Да только говорил Скотт о суше, а она находилась в воде, вот
и почувствовала паническое желание вернуться на берег, пока какая-нибудь
зубастая подлодка-убийца не отхватила одну из её ног. Но страх этот Лизи
подавила. Она проделала долгий путь, и не один раз, дважды, левая грудь
чертовски болела, а потому она хотела в полной мере получить то, за чем пришла.
Лизи глубоко вдохнула, а потом, не зная, чего ожидать,
опустилась коленями на песчаное дно, позволив воде закрыть груди — и
невредимую, и с жуткой раной. На мгновение левая грудь заболела ещё сильнее,
заболела так, что выплеск боли едва не снёс макушку. Но потом…
13
Он вновь зовёт её по имени, громко и в панике: — Лизи!
Вскрик прорезает дремотную тишину этого места, как стрела с
горящим наконечником. Она едва не оглядывается, потому что в крике этом как
агония, так и паника, но что-то глубоко внутри предупреждает её: оглядываться
нельзя. Она сделала ставку. Лизи минует кладбище, где кресты блестят в свете
поднимающейся луны, удостаивает его разве что взгляда, поднимается по ступеням,
расправив плечи, вскинув голову, со свёрнутым, чтобы не споткнуться об него, афганом
доброго мамика в руках, и испытывает невероятное возбуждение, которое можно
испытать лишь в одном случае: поставив на кон всё, что у тебя есть (дом,
автомобиль, банковский счёт, семейную собаку). Над ней (но не так чтобы высоко)

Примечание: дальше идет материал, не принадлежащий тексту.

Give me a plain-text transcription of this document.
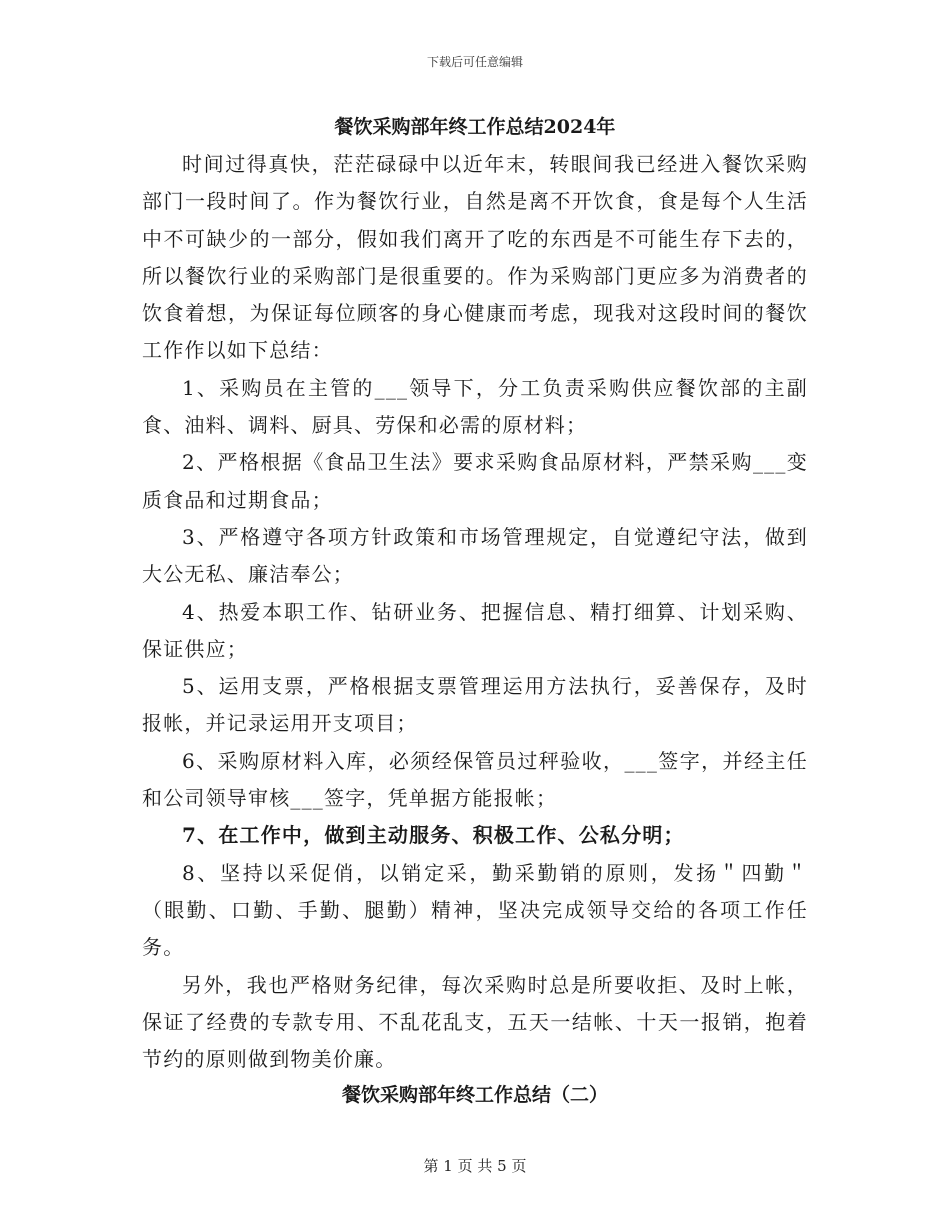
下载后可任意编辑
餐饮采购部年终工作总结2024年

时间过得真快，茫茫碌碌中以近年末，转眼间我已经进入餐饮采购部门一段时间了。作为餐饮行业，自然是离不开饮食，食是每个人生活中不可缺少的一部分，假如我们离开了吃的东西是不可能生存下去的，所以餐饮行业的采购部门是很重要的。作为采购部门更应多为消费者的饮食着想，为保证每位顾客的身心健康而考虑，现我对这段时间的餐饮工作作以如下总结：

1、采购员在主管的___领导下，分工负责采购供应餐饮部的主副食、油料、调料、厨具、劳保和必需的原材料；

2、严格根据《食品卫生法》要求采购食品原材料，严禁采购___变质食品和过期食品；

3、严格遵守各项方针政策和市场管理规定，自觉遵纪守法，做到大公无私、廉洁奉公；

4、热爱本职工作、钻研业务、把握信息、精打细算、计划采购、保证供应；

5、运用支票，严格根据支票管理运用方法执行，妥善保存，及时报帐，并记录运用开支项目；

6、采购原材料入库，必须经保管员过秤验收，___签字，并经主任和公司领导审核___签字，凭单据方能报帐；

7、在工作中，做到主动服务、积极工作、公私分明；

8、坚持以采促俏，以销定采，勤采勤销的原则，发扬＂四勤＂（眼勤、口勤、手勤、腿勤）精神，坚决完成领导交给的各项工作任务。

另外，我也严格财务纪律，每次采购时总是所要收拒、及时上帐，保证了经费的专款专用、不乱花乱支，五天一结帐、十天一报销，抱着节约的原则做到物美价廉。

餐饮采购部年终工作总结（二）
第 1 页 共 5 页
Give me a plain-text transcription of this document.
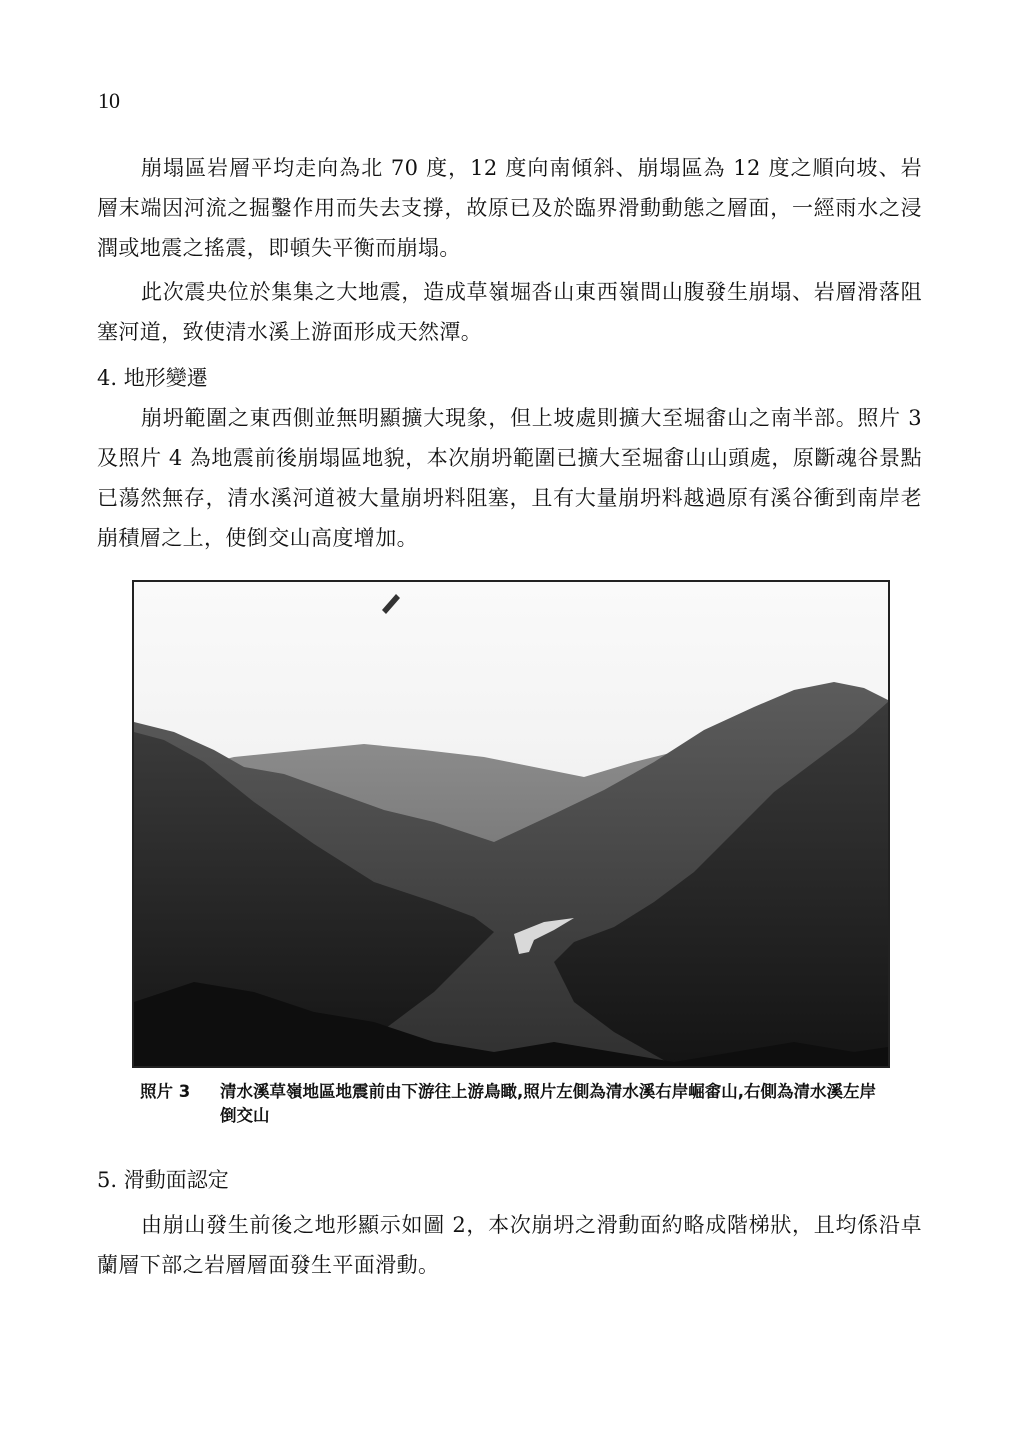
10

崩塌區岩層平均走向為北 70 度，12 度向南傾斜、崩塌區為 12 度之順向坡、岩層末端因河流之掘鑿作用而失去支撐，故原已及於臨界滑動動態之層面，一經雨水之浸潤或地震之搖震，即頓失平衡而崩塌。

此次震央位於集集之大地震，造成草嶺堀沓山東西嶺間山腹發生崩塌、岩層滑落阻塞河道，致使清水溪上游面形成天然潭。

4. 地形變遷

崩坍範圍之東西側並無明顯擴大現象，但上坡處則擴大至堀畬山之南半部。照片 3 及照片 4 為地震前後崩塌區地貌，本次崩坍範圍已擴大至堀畬山山頭處，原斷魂谷景點已蕩然無存，清水溪河道被大量崩坍料阻塞，且有大量崩坍料越過原有溪谷衝到南岸老崩積層之上，使倒交山高度增加。

照片 3	清水溪草嶺地區地震前由下游往上游鳥瞰,照片左側為清水溪右岸崛畬山,右側為清水溪左岸倒交山
5. 滑動面認定

由崩山發生前後之地形顯示如圖 2，本次崩坍之滑動面約略成階梯狀，且均係沿卓蘭層下部之岩層層面發生平面滑動。
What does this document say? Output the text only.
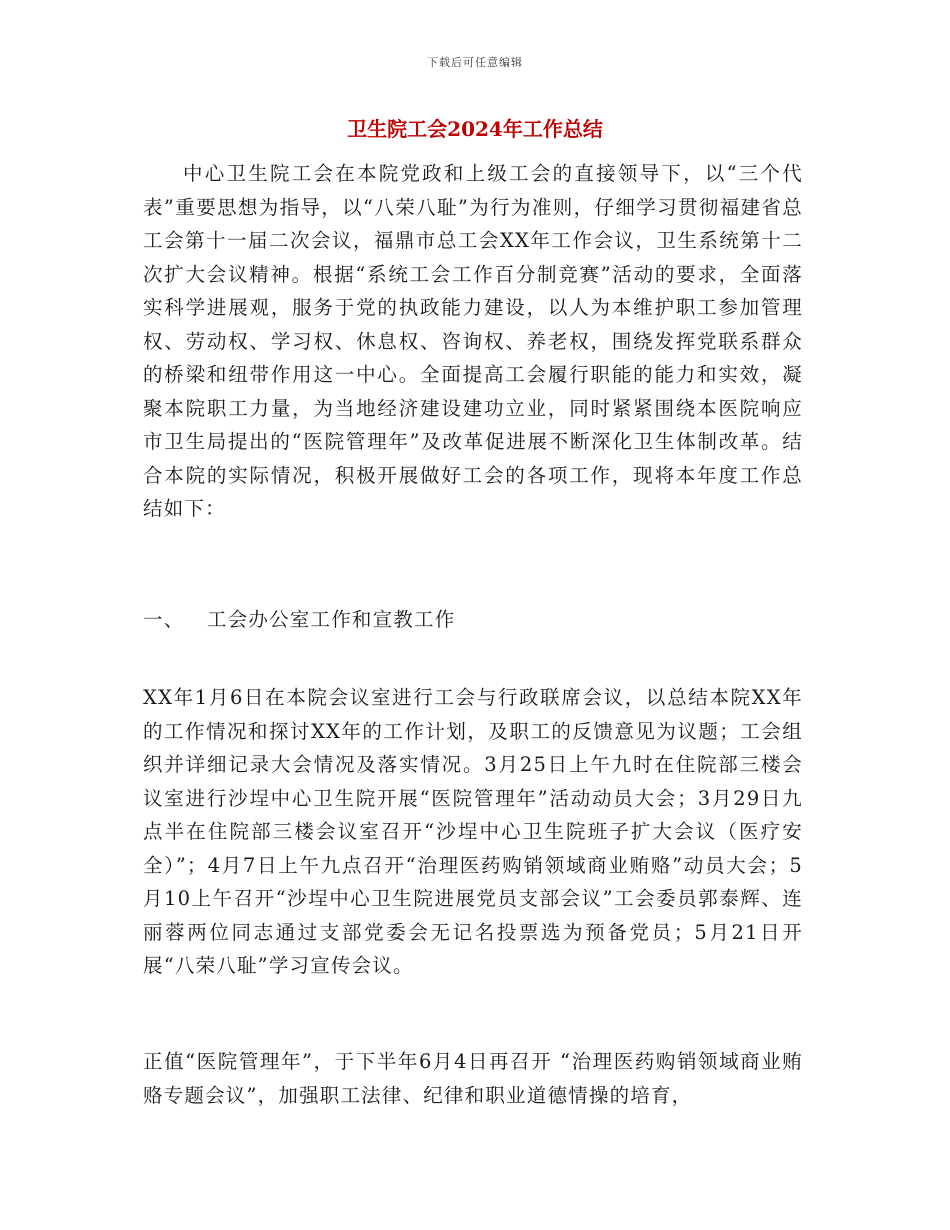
下载后可任意编辑
卫生院工会2024年工作总结

中心卫生院工会在本院党政和上级工会的直接领导下，以“三个代表”重要思想为指导，以“八荣八耻”为行为准则，仔细学习贯彻福建省总工会第十一届二次会议，福鼎市总工会XX年工作会议，卫生系统第十二次扩大会议精神。根据“系统工会工作百分制竞赛”活动的要求，全面落实科学进展观，服务于党的执政能力建设，以人为本维护职工参加管理权、劳动权、学习权、休息权、咨询权、养老权，围绕发挥党联系群众的桥梁和纽带作用这一中心。全面提高工会履行职能的能力和实效，凝聚本院职工力量，为当地经济建设建功立业，同时紧紧围绕本医院响应市卫生局提出的“医院管理年”及改革促进展不断深化卫生体制改革。结合本院的实际情况，积极开展做好工会的各项工作，现将本年度工作总结如下：

一、 工会办公室工作和宣教工作

XX年1月6日在本院会议室进行工会与行政联席会议，以总结本院XX年的工作情况和探讨XX年的工作计划，及职工的反馈意见为议题；工会组织并详细记录大会情况及落实情况。3月25日上午九时在住院部三楼会议室进行沙埕中心卫生院开展“医院管理年”活动动员大会；3月29日九点半在住院部三楼会议室召开“沙埕中心卫生院班子扩大会议（医疗安全）”；4月7日上午九点召开“治理医药购销领域商业贿赂”动员大会；5月10上午召开“沙埕中心卫生院进展党员支部会议”工会委员郭泰辉、连丽蓉两位同志通过支部党委会无记名投票选为预备党员；5月21日开展“八荣八耻”学习宣传会议。

正值“医院管理年”，于下半年6月4日再召开 “治理医药购销领域商业贿赂专题会议”，加强职工法律、纪律和职业道德情操的培育，
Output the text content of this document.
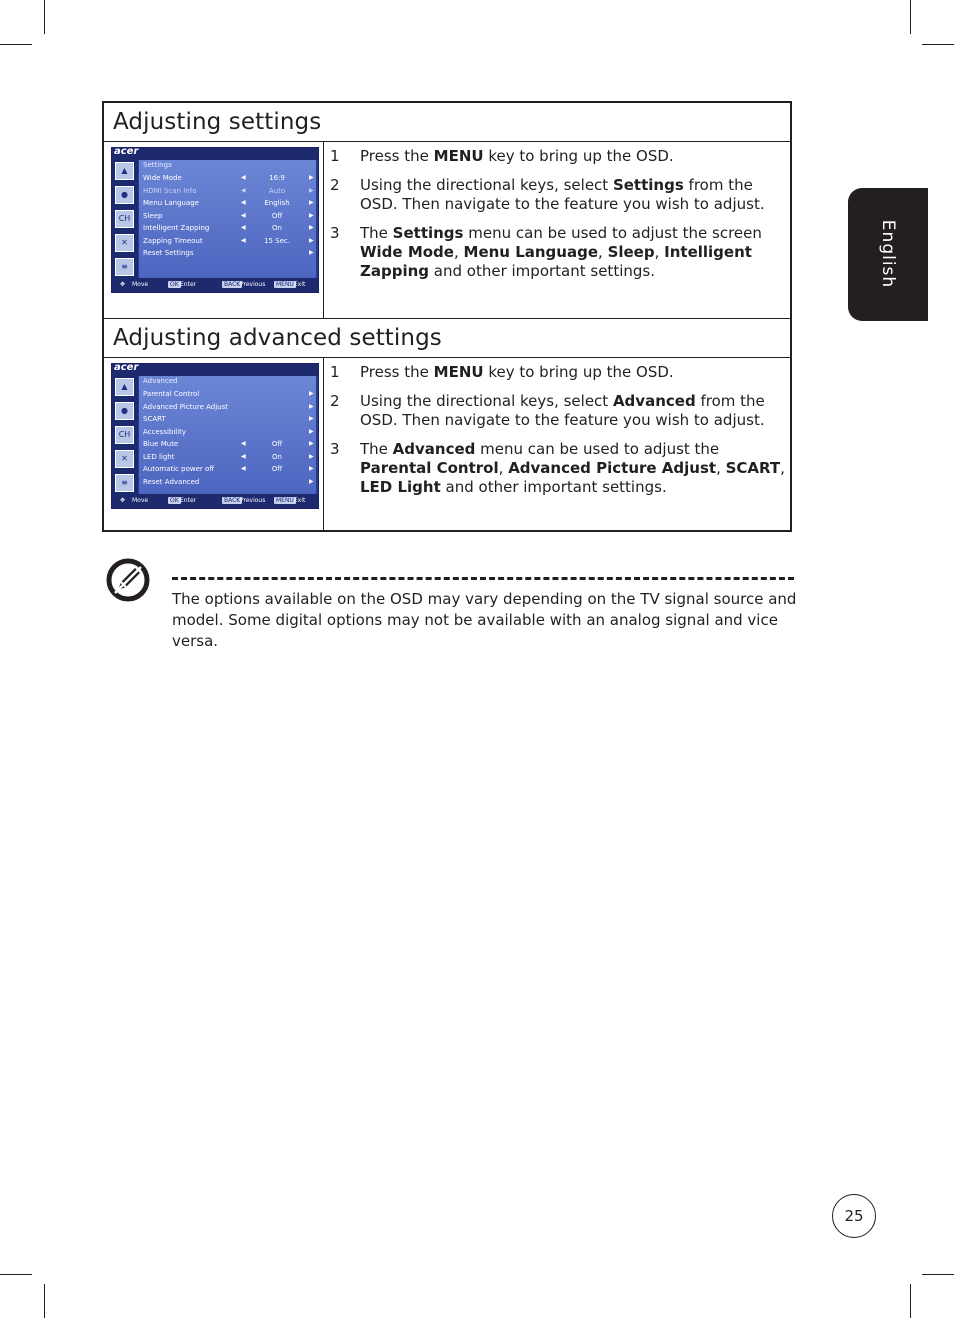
English
Adjusting settings
acer
▲
●
CH
✕
≡
Settings
Wide Mode	◀	16:9	▶
HDMI Scan Info	◀	Auto	▶
Menu Language	◀	English	▶
Sleep	◀	Off	▶
Intelligent Zapping	◀	On	▶
Zapping Timeout	◀	15 Sec.	▶
Reset Settings	▶
✥ Move	OK Enter	BACK Previous	MENU Exit
1 Press the MENU key to bring up the OSD.
2 Using the directional keys, select Settings from the OSD. Then navigate to the feature you wish to adjust.
3 The Settings menu can be used to adjust the screen Wide Mode, Menu Language, Sleep, Intelligent Zapping and other important settings.
Adjusting advanced settings
acer
▲
●
CH
✕
≡
Advanced
Parental Control	▶
Advanced Picture Adjust	▶
SCART	▶
Accessibility	▶
Blue Mute	◀	Off	▶
LED light	◀	On	▶
Automatic power off	◀	Off	▶
Reset Advanced	▶
✥ Move	OK Enter	BACK Previous	MENU Exit
1 Press the MENU key to bring up the OSD.
2 Using the directional keys, select Advanced from the OSD. Then navigate to the feature you wish to adjust.
3 The Advanced menu can be used to adjust the Parental Control, Advanced Picture Adjust, SCART, LED Light and other important settings.

The options available on the OSD may vary depending on the TV signal source and model. Some digital options may not be available with an analog signal and vice versa.

25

огромная серая скала, вокруг которой идёт тропа на Холм нежного сердца. Небо
наполнено странными звёздами и незнакомыми созвездиями. Где-то горит северное
сияние с его меняющими цвет полотнищами. Лизи, возможно, уже никогда их не
увидит, но думает, что не так это и страшно. Она поднимается на последнюю
ступеньку, не останавливаясь идёт дальше, по огибающей скалу тропе, и вот
тут-то Скотт тянет её назад, прижимает к себе. Его знакомый запах никогда ещё
не казался ей таким приятным. И в этот самый момент она вдруг чувствует — что-то
движется слева от неё, движется быстро, не по тропе, а рядом с ней.
— Ш-ш-ш-ш, Лизи, — шепчет Скотт. Его губы так близко, что
щекочут ухо. — Ради своей жизни и моей, теперь ты должна вести себя тихо.
Это длинный мальчик Скотта. Ей можно об этом не говорить.
Долгие годы она чувствовала его присутствие на заднем плане своей жизни, как
чьё-то отражение в зеркале, случайно пойманное краем глаза. Или ужасный секрет,
упрятанный в подвал. И вот теперь секрет стал явью. В разрывах между деревьями
слева от неё скользит (со скоростью поезда-экспресса) высокая стена мяса. В
основном гладкая, но кое-где с наростами и впадинами, бородавками или, как она
предполагает (не хочет предполагать, но ничего не может с собой поделать),
язвами. Её разум начинает визуализировать какого-то огромного червя, а потом
застывает. Тварь за этими деревьями — не червь, отнюдь, тварь эта разумная,
потому что Лизи может чувствовать её способность думать. Это не человеческие
мысли, Лизи не может их понять, но они зачаровывают именно тем, что отличаются
от человеческих.
В нём течёт дурная кровь, думает Лизи и содрогается. Дурная
кровь, и ничего больше. И мысли эти — тоже дурная кровь. И сам он — дурная
кровь.
Идея ужасная, но также и верная. Звук слетает с её губ, то
ли писк, то ли стон. Очень тихий звук, но Лизи видит или чувствует, что
скорость движения этого бесконечного поезда-экспресса резко замедляется, словно
длинный мальчик Скотта её услышал.
Скотт тоже это знает. Его рука, обнимающая Лизи под грудью,
напрягается. Вновь его губы начинают шевелиться, прижатые к её ушной раковине.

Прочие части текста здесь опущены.